The diving investigations following the seismic survey of 1979-80 took place in September 1981, and during 3 days the keelson and some frames were raised. The positions of the timbers were marked on the surface with buoys which were mapped.
The wreck lies parallel to the shore, and by the orientation
of the keelson it can be determined that the stem points towards
the south. It lies on its port side and planking can be felt along
18 metres of coherent structure. The keelson and its knees and
framing were raised because they were sticking out of the sediment
and in danger of degradation. Today the have been conserved and
are on display at the Wikinger Museum Haithabu.
The dimensions and lines of the ship have been determined to a surprisingly high degree when the amount of recorded material is taken into consideration. The keelson and its standing knees of various sizes contain information about frame spacing and planking. In this area it was thus possible to reconstruct the lower part of some sections with the spacing of 83 cm indicated by the notches for the floor timbers in the keelson. The turn of the bilge and uppermost part of the sections are indicated by bites, bite-knees and cross beam knees. In the stem and stern areas frames in one piece have been found that by themselves indicate entire sections. The recorded timbers did in this way describe parts of 9 frame stations and one intermediate station, some of which were at known positions along the keel. With the distance between frames given by the notches in the keelson, the other sections thus had to be placed according to this pattern at positions where they would fit into faring lines. In this way a whole set of lines was drawn, and with the regularity of the framing pattern it is possible to describe the internals for the entire hull as well as the planking.

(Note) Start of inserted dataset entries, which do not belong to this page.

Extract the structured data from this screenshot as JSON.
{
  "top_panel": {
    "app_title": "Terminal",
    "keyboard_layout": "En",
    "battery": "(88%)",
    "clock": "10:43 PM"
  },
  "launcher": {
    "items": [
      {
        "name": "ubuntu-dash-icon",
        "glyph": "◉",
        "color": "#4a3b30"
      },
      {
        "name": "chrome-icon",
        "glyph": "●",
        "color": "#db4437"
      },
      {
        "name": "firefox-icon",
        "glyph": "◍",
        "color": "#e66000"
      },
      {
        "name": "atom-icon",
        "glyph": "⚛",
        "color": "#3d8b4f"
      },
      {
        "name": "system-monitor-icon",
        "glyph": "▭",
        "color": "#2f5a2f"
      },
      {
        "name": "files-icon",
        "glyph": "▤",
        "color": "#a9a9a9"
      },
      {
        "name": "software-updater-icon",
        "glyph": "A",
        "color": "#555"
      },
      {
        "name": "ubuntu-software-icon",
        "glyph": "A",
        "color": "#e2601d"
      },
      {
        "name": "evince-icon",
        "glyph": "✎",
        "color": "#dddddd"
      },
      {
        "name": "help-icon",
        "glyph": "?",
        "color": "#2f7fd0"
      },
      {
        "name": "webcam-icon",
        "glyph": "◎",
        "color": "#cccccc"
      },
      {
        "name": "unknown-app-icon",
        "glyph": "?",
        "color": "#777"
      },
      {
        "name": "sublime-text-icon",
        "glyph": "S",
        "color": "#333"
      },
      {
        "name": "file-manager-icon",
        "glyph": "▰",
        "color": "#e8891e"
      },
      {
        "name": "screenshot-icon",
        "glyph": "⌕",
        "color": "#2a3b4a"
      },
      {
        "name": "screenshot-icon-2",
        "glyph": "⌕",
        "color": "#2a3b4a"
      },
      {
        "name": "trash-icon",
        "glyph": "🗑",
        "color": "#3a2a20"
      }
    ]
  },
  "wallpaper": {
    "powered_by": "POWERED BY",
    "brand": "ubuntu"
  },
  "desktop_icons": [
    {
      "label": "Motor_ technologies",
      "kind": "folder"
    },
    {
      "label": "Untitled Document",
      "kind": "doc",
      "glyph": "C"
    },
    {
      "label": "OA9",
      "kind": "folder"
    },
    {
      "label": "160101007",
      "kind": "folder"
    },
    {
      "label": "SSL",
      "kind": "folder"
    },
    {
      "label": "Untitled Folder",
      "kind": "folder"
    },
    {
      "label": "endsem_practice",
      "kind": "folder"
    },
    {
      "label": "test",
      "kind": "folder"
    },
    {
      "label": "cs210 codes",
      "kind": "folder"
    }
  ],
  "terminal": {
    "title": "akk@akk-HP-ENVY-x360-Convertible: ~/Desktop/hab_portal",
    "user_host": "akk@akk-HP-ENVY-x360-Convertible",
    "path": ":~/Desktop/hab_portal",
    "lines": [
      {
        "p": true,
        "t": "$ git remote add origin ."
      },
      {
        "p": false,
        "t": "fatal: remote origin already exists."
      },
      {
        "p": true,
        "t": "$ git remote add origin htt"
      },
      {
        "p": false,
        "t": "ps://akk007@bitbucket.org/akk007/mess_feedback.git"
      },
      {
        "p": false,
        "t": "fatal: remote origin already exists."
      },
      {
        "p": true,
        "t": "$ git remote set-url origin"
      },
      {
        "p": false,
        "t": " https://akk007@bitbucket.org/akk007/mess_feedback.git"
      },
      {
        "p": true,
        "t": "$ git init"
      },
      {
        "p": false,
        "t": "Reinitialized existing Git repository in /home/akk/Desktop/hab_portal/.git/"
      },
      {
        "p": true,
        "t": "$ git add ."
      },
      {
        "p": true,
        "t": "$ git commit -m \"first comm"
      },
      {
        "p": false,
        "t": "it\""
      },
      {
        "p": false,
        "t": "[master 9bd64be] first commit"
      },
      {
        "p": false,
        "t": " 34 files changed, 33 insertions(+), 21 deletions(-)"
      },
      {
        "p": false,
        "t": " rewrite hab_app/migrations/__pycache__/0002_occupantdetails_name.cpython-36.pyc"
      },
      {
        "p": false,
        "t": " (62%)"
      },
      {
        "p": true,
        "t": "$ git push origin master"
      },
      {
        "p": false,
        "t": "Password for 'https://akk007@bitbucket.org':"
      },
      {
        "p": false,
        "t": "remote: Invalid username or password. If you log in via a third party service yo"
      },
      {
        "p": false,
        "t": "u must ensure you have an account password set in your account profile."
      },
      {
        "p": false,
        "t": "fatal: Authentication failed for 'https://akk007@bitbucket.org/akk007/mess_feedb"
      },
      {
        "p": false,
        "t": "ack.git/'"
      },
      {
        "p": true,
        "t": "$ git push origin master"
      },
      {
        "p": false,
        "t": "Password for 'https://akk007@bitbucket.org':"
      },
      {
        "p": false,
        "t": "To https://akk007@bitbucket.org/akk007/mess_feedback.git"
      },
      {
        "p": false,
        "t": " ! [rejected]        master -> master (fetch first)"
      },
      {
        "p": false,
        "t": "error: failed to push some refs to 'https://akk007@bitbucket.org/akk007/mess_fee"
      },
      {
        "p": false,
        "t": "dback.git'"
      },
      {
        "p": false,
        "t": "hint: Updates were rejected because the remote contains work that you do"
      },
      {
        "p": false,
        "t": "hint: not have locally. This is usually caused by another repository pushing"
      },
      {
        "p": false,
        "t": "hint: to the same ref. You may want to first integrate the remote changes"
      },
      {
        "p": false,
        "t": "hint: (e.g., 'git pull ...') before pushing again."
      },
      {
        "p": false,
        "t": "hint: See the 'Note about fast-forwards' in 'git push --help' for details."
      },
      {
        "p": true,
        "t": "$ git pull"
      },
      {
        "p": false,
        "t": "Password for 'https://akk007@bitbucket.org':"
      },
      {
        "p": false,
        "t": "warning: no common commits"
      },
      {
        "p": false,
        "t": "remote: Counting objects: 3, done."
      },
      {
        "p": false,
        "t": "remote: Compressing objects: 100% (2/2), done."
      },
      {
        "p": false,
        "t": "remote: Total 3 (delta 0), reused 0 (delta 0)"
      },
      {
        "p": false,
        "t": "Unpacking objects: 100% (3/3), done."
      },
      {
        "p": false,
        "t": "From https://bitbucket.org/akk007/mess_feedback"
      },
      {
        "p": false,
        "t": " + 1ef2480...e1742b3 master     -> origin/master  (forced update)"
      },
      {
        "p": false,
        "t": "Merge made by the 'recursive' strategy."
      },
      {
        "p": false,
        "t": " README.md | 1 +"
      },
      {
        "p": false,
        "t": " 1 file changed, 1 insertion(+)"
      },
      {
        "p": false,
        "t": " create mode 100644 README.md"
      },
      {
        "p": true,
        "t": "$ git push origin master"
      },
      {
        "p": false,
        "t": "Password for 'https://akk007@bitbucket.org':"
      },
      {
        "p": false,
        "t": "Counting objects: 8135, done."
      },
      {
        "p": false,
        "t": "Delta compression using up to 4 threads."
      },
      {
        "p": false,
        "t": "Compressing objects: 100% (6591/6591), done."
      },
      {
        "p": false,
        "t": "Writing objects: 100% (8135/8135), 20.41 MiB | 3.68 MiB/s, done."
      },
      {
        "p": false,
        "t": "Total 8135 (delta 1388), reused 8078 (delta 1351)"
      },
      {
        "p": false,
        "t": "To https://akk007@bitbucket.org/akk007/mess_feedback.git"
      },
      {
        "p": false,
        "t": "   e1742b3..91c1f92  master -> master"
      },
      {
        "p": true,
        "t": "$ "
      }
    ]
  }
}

The floor timbers are of oak and very short which means that the bites are at low positions in the hull. The bite-knees are very long and cover a considerable number of strakes above the turn of the bilge. A peculiar feature in this wreck is the two recovered "keelson frames" that lie between two frame stations and support the keelson directly. The keelson itself has a preserved length of 5.40 m and is made of oak. It has a mast step of 16 x 16 cm, and immediately fore of this a vertical mast support. The frame station at this position probably had two cross beams, which also might have been the case by the ends of the half decks that must have covered the stem and stern areas. The deck planks would have been resting on cross beams at every frame station. Between the decked areas was a large open hold.
According to the reconstruction the ship had a total length of 22.08 m, a width of 6.2 m and a height of 2.52 m. The cargo capacity would have been about 60 tons.
Dating and interpretation of the Haithabu 3 wreck
Built within the Scandinavian clinker tradition this ship must have been among the largest cargo carriers of the time. Its closest parallel example is the Skuldelev 1 wreck which is considerably smaller, and both of these ships have been capable of ocean voyages. Some of the timbers show damage in the bow that must have happened in antiquity, and it is believed that the ship was smashed against a group of pilings during a storm. This probably would only have happened if the ship was laid up for an extended period of time.
Several dendro-samples have been cut which suggest that the ship
was built around 1025, from trees felled in the Schleswig region.